En dépit d'un Accord de Paix qui date de 30 ans (1987)

Les Jummas des Chittagong Hill Tracts continuent de
subir de nouvelles violences.

Le 2 juin 2017, dans la région de Longadu, des incendies criminels massifs, provoqués par des colons bengalis ont détruit au moins 300 maisons jummas.

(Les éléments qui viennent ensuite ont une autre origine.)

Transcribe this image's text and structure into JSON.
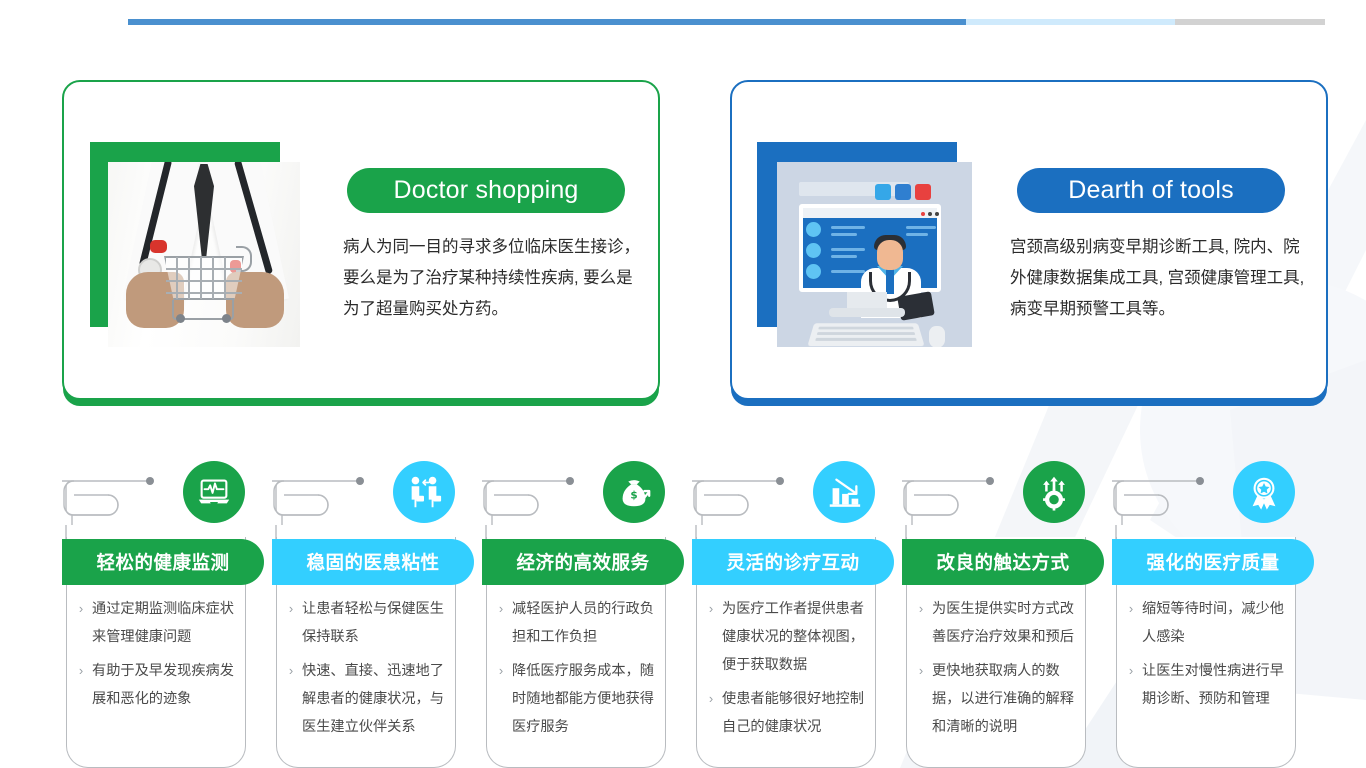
{
  "topbar": {
    "segments": [
      {
        "name": "progress-filled",
        "color": "#4a90cf",
        "width_pct": 70
      },
      {
        "name": "progress-light",
        "color": "#cfeafc",
        "width_pct": 17.5
      },
      {
        "name": "progress-track",
        "color": "#d2d2d2",
        "width_pct": 12.5
      }
    ]
  },
  "top_cards": [
    {
      "id": "doctor-shopping",
      "accent": "#1aa34a",
      "pill_label": "Doctor shopping",
      "body": "病人为同一目的寻求多位临床医生接诊，要么是为了治疗某种持续性疾病, 要么是为了超量购买处方药。",
      "image_alt": "doctor-holding-shopping-cart-photo"
    },
    {
      "id": "dearth-of-tools",
      "accent": "#1b6fc0",
      "pill_label": "Dearth of tools",
      "body": "宫颈高级别病变早期诊断工具, 院内、院外健康数据集成工具, 宫颈健康管理工具, 病变早期预警工具等。",
      "image_alt": "telemedicine-monitor-illustration"
    }
  ],
  "features": [
    {
      "id": "health-monitoring",
      "theme": "green",
      "color": "#1aa34a",
      "icon": "laptop-ecg-icon",
      "title": "轻松的健康监测",
      "bullets": [
        "通过定期监测临床症状来管理健康问题",
        "有助于及早发现疾病发展和恶化的迹象"
      ]
    },
    {
      "id": "doctor-patient-stickiness",
      "theme": "blue",
      "color": "#33cfff",
      "icon": "two-people-exchange-icon",
      "title": "稳固的医患粘性",
      "bullets": [
        "让患者轻松与保健医生保持联系",
        "快速、直接、迅速地了解患者的健康状况，与医生建立伙伴关系"
      ]
    },
    {
      "id": "economic-efficient-service",
      "theme": "green",
      "color": "#1aa34a",
      "icon": "money-bag-growth-icon",
      "title": "经济的高效服务",
      "bullets": [
        "减轻医护人员的行政负担和工作负担",
        "降低医疗服务成本，随时随地都能方便地获得医疗服务"
      ]
    },
    {
      "id": "flexible-diagnosis-interaction",
      "theme": "blue",
      "color": "#33cfff",
      "icon": "declining-bar-chart-icon",
      "title": "灵活的诊疗互动",
      "bullets": [
        "为医疗工作者提供患者健康状况的整体视图，便于获取数据",
        "使患者能够很好地控制自己的健康状况"
      ]
    },
    {
      "id": "improved-reach",
      "theme": "green",
      "color": "#1aa34a",
      "icon": "gear-arrows-up-icon",
      "title": "改良的触达方式",
      "bullets": [
        "为医生提供实时方式改善医疗治疗效果和预后",
        "更快地获取病人的数据，以进行准确的解释和清晰的说明"
      ]
    },
    {
      "id": "enhanced-care-quality",
      "theme": "blue",
      "color": "#33cfff",
      "icon": "award-ribbon-star-icon",
      "title": "强化的医疗质量",
      "bullets": [
        "缩短等待时间，减少他人感染",
        "让医生对慢性病进行早期诊断、预防和管理"
      ]
    }
  ],
  "bullet_marker": "›"
}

Le jour précédent, le corps d'un conducteur de motocyclette appelé Nurul Islam Nayan a été retrouvé près de la route de Khagrachari-Dighinala. Celui-ci est un des responsables d’une organisation de jeunesse du parti au pouvoir, l’Awami League. Prétextant que les Jummas étaient responsables de cette mort, une manifestation  a été organisée. Marchant autour du cercueil, un groupe de plus de 1 000 colons bengalis sont partis de Longadu, le 2 juin vers 9h. Vers 10h la foule a entamé des raids dans les villages, le long de la route, pillant et incendiant les maisons, obligeant des centaines de villageois à fuir dans la forêt proche.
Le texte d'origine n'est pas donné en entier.